SG Wildeck macht aus einem 1:2 in Unterzahl ein 6:2

Das hast du gut gemacht: Schon in der ersten Spielminute beglückwünschten die Wildecker ihren Kapitän Andy Becker (Nummer 3) zum Führungstor. Doch auch danach ging es noch hoch her. Im rechten Foto landet Wildecks Steffen Rimbach sehr unsanft. Fotos: Henkel

Richelsdorf. Nach dem 6:2-Erfolg im Kellerduell der Fußball-Kreisoberliga gegen die SG Dittlofrod/Körnbach kann die SG Wildeck erst einmal ein wenig durchschnaufen.

Vor dem halben Dutzend Treffer lag aber ein hartes Stück Arbeit.

Mit dem schnellen 1:0 durch Kapitän Andy Becker, dessen Distanzschuss bereits nach 120 Sekunden flach rechts unten einschlug, schien die Welt für die Gastgeber noch in Ordnung. Doch die Ernüchterung folgte nur fünf Minuten später auf dem Fuß. Abwehrchef André Krämer bekam nach einer Hereingabe in den Strafraum den Ball unglücklich an die Hand, und Schiedsrichter Buchenau entschied auf Elfmeter und zeigte dafür auch noch den roten Karton. Bott ließ sich die Chance nicht nehmen und glich aus.

Trotz Unterzahl hielt Wildeck weiter gut mit, spielte aber bei einem Konter vergeblich auf Abseits und geriet in Rückstand. Auch dadurch ließen sich die Gastgeber nicht beirren, bauten weiter Druck auf und glichen nach einem Foul an Christian Winter per Strafstoß durch Meik Dickmann in der Nachspielzeit der ersten Hälfte verdientermaßen aus.

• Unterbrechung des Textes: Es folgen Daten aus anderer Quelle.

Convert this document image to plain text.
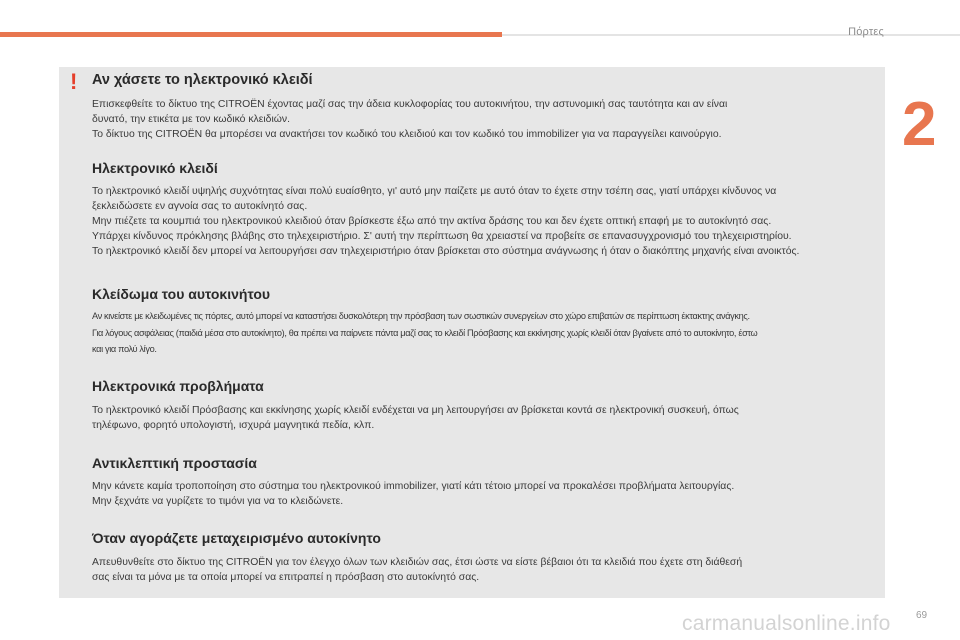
Πόρτες
2
! Αν χάσετε το ηλεκτρονικό κλειδί

Επισκεφθείτε το δίκτυο της CITROËN έχοντας μαζί σας την άδεια κυκλοφορίας του αυτοκινήτου, την αστυνομική σας ταυτότητα και αν είναι
δυνατό, την ετικέτα με τον κωδικό κλειδιών.
Το δίκτυο της CITROËN θα μπορέσει να ανακτήσει τον κωδικό του κλειδιού και τον κωδικό του immobilizer για να παραγγείλει καινούργιο.

Ηλεκτρονικό κλειδί

Το ηλεκτρονικό κλειδί υψηλής συχνότητας είναι πολύ ευαίσθητο, γι' αυτό μην παίζετε με αυτό όταν το έχετε στην τσέπη σας, γιατί υπάρχει κίνδυνος να
ξεκλειδώσετε εν αγνοία σας το αυτοκίνητό σας.
Μην πιέζετε τα κουμπιά του ηλεκτρονικού κλειδιού όταν βρίσκεστε έξω από την ακτίνα δράσης του και δεν έχετε οπτική επαφή με το αυτοκίνητό σας.
Υπάρχει κίνδυνος πρόκλησης βλάβης στο τηλεχειριστήριο. Σ' αυτή την περίπτωση θα χρειαστεί να προβείτε σε επανασυγχρονισμό του τηλεχειριστηρίου.
Το ηλεκτρονικό κλειδί δεν μπορεί να λειτουργήσει σαν τηλεχειριστήριο όταν βρίσκεται στο σύστημα ανάγνωσης ή όταν ο διακόπτης μηχανής είναι ανοικτός.

Κλείδωμα του αυτοκινήτου

Αν κινείστε με κλειδωμένες τις πόρτες, αυτό μπορεί να καταστήσει δυσκολότερη την πρόσβαση των σωστικών συνεργείων στο χώρο επιβατών σε περίπτωση έκτακτης ανάγκης.
Για λόγους ασφάλειας (παιδιά μέσα στο αυτοκίνητο), θα πρέπει να παίρνετε πάντα μαζί σας το κλειδί Πρόσβασης και εκκίνησης χωρίς κλειδί όταν βγαίνετε από το αυτοκίνητο, έστω
και για πολύ λίγο.

Ηλεκτρονικά προβλήματα

Το ηλεκτρονικό κλειδί Πρόσβασης και εκκίνησης χωρίς κλειδί ενδέχεται να μη λειτουργήσει αν βρίσκεται κοντά σε ηλεκτρονική συσκευή, όπως
τηλέφωνο, φορητό υπολογιστή, ισχυρά μαγνητικά πεδία, κλπ.

Αντικλεπτική προστασία

Μην κάνετε καμία τροποποίηση στο σύστημα του ηλεκτρονικού immobilizer, γιατί κάτι τέτοιο μπορεί να προκαλέσει προβλήματα λειτουργίας.
Μην ξεχνάτε να γυρίζετε το τιμόνι για να το κλειδώνετε.

Όταν αγοράζετε μεταχειρισμένο αυτοκίνητο

Απευθυνθείτε στο δίκτυο της CITROËN για τον έλεγχο όλων των κλειδιών σας, έτσι ώστε να είστε βέβαιοι ότι τα κλειδιά που έχετε στη διάθεσή
σας είναι τα μόνα με τα οποία μπορεί να επιτραπεί η πρόσβαση στο αυτοκίνητό σας.

69
carmanualsonline.info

„Mein Team hat nach dem Platzverweis Moral gezeigt und nach dem Wechsel das umgesetzt, was wir uns vorgenommen hatten, nämlich Powerfußball zu spielen“, zeigte sich Trainer Sandro Mohr nach dem Spiel zufrieden. Ausgerechnet ein Konter der Gastgeber - Baumgardt schoss völlig freistehend neben das Tor - wirkte auf die Heimelf wie ein Weckruf. Gegen den nun durch Verletzungen arg gebeutelten Gast legte Steffen Rimbach mit einem Doppelpack den Grundstein zum Sieg. „Unsere optische Überlegenheit haben wir dann auch in Tore umgemünzt“, freute sich Wildecks Vorsitzender Mike Rimbach über die entscheidenden Phase des Spiels.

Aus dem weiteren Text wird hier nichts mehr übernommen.